The Canadian is 10e in the world rankings, propelled by her first career podium, in her last race, two days before Christmas in Georgia.
“It proved to me that I can still ski and that I deserve my place,” she explains.
However, nothing in her preparation predestined her to win her silver medal in the parallel event.
“I forgot my bib. I had to go back to the hotel, I slipped and fell on the concrete because of my boots. I had forgotten my backpack, I was late for the inspection. It was chaos. »
But as she truly feels at home on the top of a mountain, “I no longer had any stress, I felt that I was very calm, concentrated”.
Thanks to fast, intense descents that were more dynamic than precise, the best skier in the country found herself in the final against Jakara Anthony, leader in the general classification and reigning Olympic champion.
“I think since I knew I was going to be on the podium, I was just so excited. I imagined my mother watching from the house. She had to fail! I stepped out of my comfort zone and made a big mistake. »
This performance and, above all, this result confirms her in her progress. Despite two top 10 at Ruka and Alpe d’Huez earlier this season, “I wasn’t necessarily always in the best frame of mind before skiing. I finally managed to break this trend,” she emphasizes, replacing her tuque.
Find motivation
At 22, Schwinghammer finds himself in an extremely unique position. At this stage of her development, she still has everything to do and everything to learn. At the same time, she is the most successful skier in the national team.
She is therefore a role model and reference among her teammates, even though she is only just starting out.
I want to be an example, but it’s not because I made a podium that the job is finished, on the contrary. The idea is not to be perfect, but to get closer to it and to ask myself with each new step I take what I can do to be better.
Maia Schwinghammer
The skier also did a lot of introspection before arriving at such a reflection.
If his smile is undoubtedly his most distinctive personality trait, it faded for a few moments.

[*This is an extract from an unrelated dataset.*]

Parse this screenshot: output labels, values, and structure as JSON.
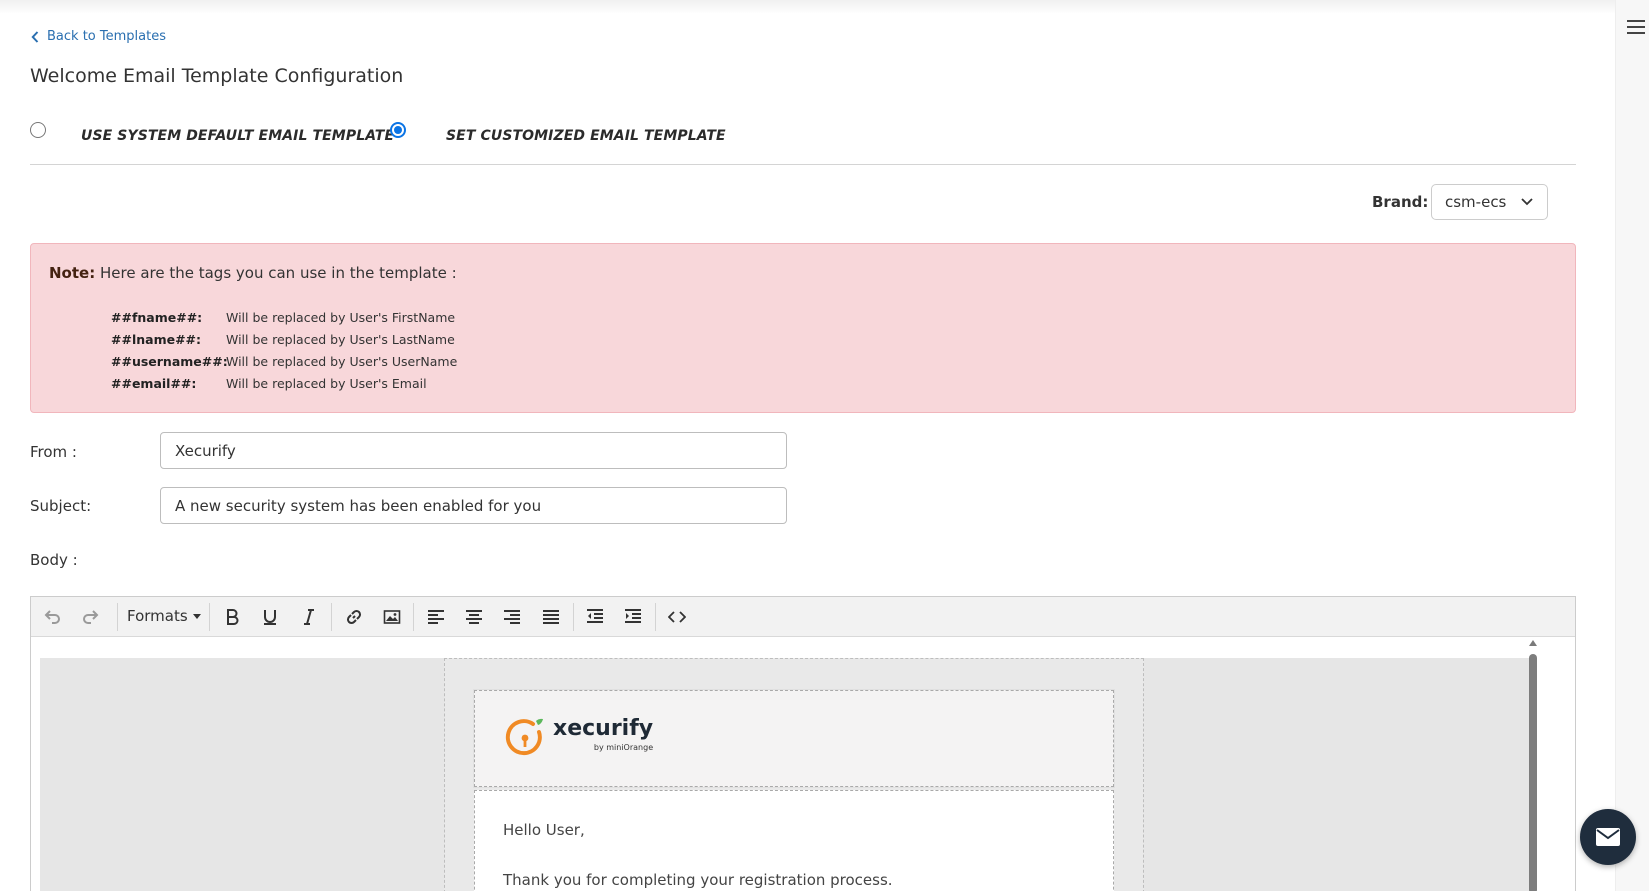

It was around 2020 and 2021, in the middle of a pandemic and during Olympic qualifying. “I questioned myself and my results suffered,” she admits.
Being isolated, far from her family and constantly under pressure was too much for her in her late twenties. She ultimately failed in her Olympic qualification, “her ultimate goal”.
Since then, “I came back to base and remembered why I skied. And since then, things have been going well.”
So much so that she found her true nature again. Because despite everything, Maia Schwinghammer smiles.